George Szirtes is a poet and translator. His New and Collected Poems are published by Bloodaxe, along with a critical guide to his work, Reading George Szirtes by John Sears.

A blackbird will tell of what you cannot know

God knows where words go.
Dust to dust.
The poet loves and distrusts them.
Someone must.

Trust no one, least of all yourself. Least of all your own best beloved blather, those sentiments and instincts that seem to elevate you into one of life's nobler specimens, that render you a Mensch, a judge of character, a person who, according to your secret internal PR, is someone to be trusted. If you must trust in something, trust in distrust, or at least listen to it sometimes. As they say: Just listen to yourself! At least have the decency to be just a little disgusted with yourself.

Can you hear the shakiness of those words, those little drops of sound as they fall, those traces of black and white certainty as they imprint themselves across the page? Something – a shadow, as Eliot would have it – intervenes between, what shall we call it? Idea and reality? Motion and act? Conception and creation? What do you read, my lord? Words, words, words.

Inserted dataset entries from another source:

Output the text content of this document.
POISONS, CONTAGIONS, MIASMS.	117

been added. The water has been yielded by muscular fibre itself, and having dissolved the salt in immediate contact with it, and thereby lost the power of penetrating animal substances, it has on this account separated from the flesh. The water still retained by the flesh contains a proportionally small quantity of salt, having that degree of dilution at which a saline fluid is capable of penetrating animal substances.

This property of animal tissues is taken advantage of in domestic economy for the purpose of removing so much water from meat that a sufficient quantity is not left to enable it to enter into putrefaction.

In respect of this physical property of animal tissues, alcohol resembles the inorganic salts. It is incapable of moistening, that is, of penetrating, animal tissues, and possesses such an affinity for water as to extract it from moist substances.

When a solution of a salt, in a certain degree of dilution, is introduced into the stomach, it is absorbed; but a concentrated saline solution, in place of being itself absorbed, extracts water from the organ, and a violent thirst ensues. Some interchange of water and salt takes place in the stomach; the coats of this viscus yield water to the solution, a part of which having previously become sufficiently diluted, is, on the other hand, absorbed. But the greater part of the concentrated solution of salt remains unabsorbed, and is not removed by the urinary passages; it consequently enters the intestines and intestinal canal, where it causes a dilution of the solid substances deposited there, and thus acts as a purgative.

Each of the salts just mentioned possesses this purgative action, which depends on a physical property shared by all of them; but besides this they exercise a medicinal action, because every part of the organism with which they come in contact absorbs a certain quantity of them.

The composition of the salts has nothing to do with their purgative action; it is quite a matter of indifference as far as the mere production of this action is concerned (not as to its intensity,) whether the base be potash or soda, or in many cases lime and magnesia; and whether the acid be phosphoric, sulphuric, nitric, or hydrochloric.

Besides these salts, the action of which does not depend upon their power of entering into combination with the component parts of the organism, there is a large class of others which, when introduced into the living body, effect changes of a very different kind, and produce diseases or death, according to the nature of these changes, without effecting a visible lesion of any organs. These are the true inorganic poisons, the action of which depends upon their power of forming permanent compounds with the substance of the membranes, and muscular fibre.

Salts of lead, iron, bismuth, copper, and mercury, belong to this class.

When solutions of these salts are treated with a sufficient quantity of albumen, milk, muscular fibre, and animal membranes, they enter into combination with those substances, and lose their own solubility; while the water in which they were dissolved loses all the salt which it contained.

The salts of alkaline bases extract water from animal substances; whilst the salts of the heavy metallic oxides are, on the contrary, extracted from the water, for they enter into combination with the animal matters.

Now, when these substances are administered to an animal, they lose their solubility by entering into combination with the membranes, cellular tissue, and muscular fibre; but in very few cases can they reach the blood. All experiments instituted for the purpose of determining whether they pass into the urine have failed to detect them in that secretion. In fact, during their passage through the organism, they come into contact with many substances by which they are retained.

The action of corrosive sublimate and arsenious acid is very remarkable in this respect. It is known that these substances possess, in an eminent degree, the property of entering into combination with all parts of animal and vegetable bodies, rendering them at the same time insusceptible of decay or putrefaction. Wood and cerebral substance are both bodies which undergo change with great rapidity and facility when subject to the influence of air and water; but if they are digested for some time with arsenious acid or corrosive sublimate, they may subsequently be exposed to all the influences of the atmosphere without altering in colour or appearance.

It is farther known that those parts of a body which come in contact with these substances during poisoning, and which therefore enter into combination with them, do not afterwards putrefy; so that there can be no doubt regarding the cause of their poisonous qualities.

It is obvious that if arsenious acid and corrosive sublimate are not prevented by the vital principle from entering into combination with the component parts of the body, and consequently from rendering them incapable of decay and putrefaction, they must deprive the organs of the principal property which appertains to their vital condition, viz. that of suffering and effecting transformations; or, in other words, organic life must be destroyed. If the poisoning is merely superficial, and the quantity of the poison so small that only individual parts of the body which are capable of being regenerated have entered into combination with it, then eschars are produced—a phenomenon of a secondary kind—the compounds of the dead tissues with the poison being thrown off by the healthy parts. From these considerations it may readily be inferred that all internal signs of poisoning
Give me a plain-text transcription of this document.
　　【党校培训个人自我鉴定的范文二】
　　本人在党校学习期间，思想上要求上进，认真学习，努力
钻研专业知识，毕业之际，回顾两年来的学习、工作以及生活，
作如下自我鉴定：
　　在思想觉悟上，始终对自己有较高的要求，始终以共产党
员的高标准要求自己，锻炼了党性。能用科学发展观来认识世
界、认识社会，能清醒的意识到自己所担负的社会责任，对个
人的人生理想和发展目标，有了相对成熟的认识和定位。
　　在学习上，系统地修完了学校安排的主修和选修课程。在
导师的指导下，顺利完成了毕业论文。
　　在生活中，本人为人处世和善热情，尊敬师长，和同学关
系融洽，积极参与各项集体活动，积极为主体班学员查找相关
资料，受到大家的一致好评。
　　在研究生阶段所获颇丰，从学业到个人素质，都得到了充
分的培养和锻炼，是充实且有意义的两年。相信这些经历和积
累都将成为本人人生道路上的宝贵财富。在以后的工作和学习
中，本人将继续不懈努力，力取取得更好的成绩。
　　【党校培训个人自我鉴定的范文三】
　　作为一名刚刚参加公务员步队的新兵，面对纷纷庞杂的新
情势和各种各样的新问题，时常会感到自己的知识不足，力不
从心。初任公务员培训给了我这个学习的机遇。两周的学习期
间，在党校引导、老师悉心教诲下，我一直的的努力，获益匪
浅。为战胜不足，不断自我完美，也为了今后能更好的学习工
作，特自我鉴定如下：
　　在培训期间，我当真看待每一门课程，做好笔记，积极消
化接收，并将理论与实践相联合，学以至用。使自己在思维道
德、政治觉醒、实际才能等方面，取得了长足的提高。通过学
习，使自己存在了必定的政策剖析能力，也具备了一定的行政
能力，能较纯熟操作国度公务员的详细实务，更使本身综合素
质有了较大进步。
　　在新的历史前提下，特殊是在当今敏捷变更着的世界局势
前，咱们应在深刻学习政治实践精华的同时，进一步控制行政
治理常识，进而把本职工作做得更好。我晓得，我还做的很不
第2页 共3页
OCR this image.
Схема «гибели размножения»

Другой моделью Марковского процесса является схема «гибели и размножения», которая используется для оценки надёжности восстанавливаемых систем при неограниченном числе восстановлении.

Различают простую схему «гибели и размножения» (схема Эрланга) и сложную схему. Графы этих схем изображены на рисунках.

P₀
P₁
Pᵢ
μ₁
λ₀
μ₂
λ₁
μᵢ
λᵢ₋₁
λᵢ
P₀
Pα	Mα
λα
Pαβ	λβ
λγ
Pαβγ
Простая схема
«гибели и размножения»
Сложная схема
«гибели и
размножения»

They really are terrible things: small objects of pain, strange myopic blurs that suddenly rush together to form an avalanche tumbling from one or other Mount Sinai. Tablets of cant. Here, take one. If it doesn't cure you at least you can flatten yourself with it. See how treacherous they are, these mixed metaphors, these puns? And I don't mean just the obvious stuff: We have made it perfectly clear... The community... My sources tell me... The people of this country... (alternatively, The working people of this country...). No, that's too easy. Those dull, lying signals of oblivion are visible a long way off, even in a dense political fog.

It is closer to home than that. They are your home. You enter your front door of words, wipe your feet on a mat of words, sit down in your words-chair, gaze at your wall of words, sit at your stripped-word dining table and proceed to eat your words. Welcome to my words, won't you come on in?

And what comes before words? Idea? Motion? Conception? The wisest words are those of the proverbial old woman: How do I know what I think till I see what I say? What say ye to that, ye men of principle? Ye thin men of Haddam?

I do not know which to prefer, said Wallace Stevens in "Thirteen Ways of Looking at a Blackbird"...

...The beauty of inflexions
Or the beauty of innuendos,
The blackbird whistling
Or just after.

But there I suddenly stop, with the beauty of inflexions and innuendos, with lucid, inescapable rhythms, with, if you like, the blackbird, who is "involved / In what I know". Because there is, after all, a blackbird in all this and we can't be leaving the house without the blackbird, who, at bottom, is not entirely a verbal creature, but flits into that "just after" which – and we had better learn this – is the best we can do.